Le médecin lieutenant-colonel Mamadou Bamba a été le premier à faire sa déposition à la barre. Etudiant en médecine au moment des faits, il est accusé d’avoir servi de guide et d’informateur aux militaires de l’ex-Régiment de la sécurité présidentielle (RSP) pour les interpellations des étudiants. Devant les juges, il a plaidé non coupable. «J’ai été meurtri dans mon âme, dans mon esprit et dans ma chair par les faits dont on m’accuse. C’est avec soulagement que je viens à ce procès parce que ça va me permettre de me décharger de ce fardeau que je porte sur le cœur depuis des années maintenant», a déclaré l’accusé. Il explique qu’au moment des faits, il était le délégué du comité révolutionnaire de l’Université de Ouagadougou, comité qui répondait de l’Union nationale des jeunes du Burkina (UNJB) et dont la mission consistait, à en croire les dires du prévenu, à faire adhérer le maximum d’étudiants au régime révolutionnaire. Ce dernier affirme qu’il était peu favorable aux manifestations de l’ANEB à cette époque. «Moi je leur disais tout le temps que s’ils veulent aller en grève, qu’ils le fassent mais qu’ils laissent ceux qui veulent faire les cours venir à l’école. Mais quand tu es un délégué du comité, c’est comme si on avait fait une croix rouge sur toi. Ils ont fait croire aux étudiants que c’est le délégué de comité qui est à l’origine de tous leurs malheurs», confie-t-il. Alors, l’accusé tout remonté met au défi quiconque de pouvoir confirmer que c’est lui qui a donné l’ordre d’arrêter les étudiants. Alors qu’il était étudiant en médecine, Mamadou Bamba a intégré les Forces armées nationales en novembre 1990. Mais, cette intégration ne s’est pas faite de façon ordinaire. L’accusé l’a confirmé lors de son audition. «C’est Roch Marc Christian Kaboré qui m’a aidé en me recommandant au Président Blaise Compaoré», dit-il. L’accusé va plus loin en disant que «pendant que ceux qui avaient passé le test n’avaient pas encore leurs résultats, lui était déjà admis».

Me Farama ne veut pas

du folklore

Il faut noter que 19 dossiers sont inscrits au rôle de la chambre criminelle de la Cour d’appel de Ouagadougou dans sa 3e session, pour le compte de l’année judiciaire 2021-2022, du 19 au 30 septembre 2022 dont les affaires Dabo Boukary et Guiro Ousmane.

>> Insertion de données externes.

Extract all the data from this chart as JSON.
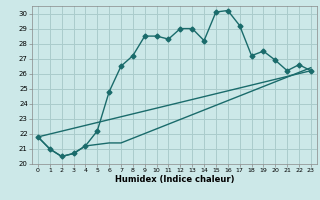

Pour cette session, il y a 42 accusés, 44 parties civiles, 107 témoins et une trentaine de chefs d’accusation, a indiqué le procureur général, Jean Jacques Ouédraogo. «Nous avons une large palette d’infractions au-delà des dossiers emblématiques qui permettent d’évacuer les dossiers qui étaient-là depuis un bout de temps et qui menaçaient peut-être même de prescription pour certains», a expliqué le procureur général. Me Prosper Farama, avocat des parties civiles a également souhaité que le procès respecte les règles de droit de toutes les parties. «Ce procès ne doit pas être du folklore», a précisé Me Farama. La défense quant à elle, estime que tous les éléments ne sont pas réunis pour le bon déroulement du procès. «Si vous remarquez, il n’y a que des présumés complices qui sont-là. Quand on parle de complicité, les auteurs, où sont-ils ?», s’interroge Me Mathieu Somé, avocat de Gilbert Diendéré.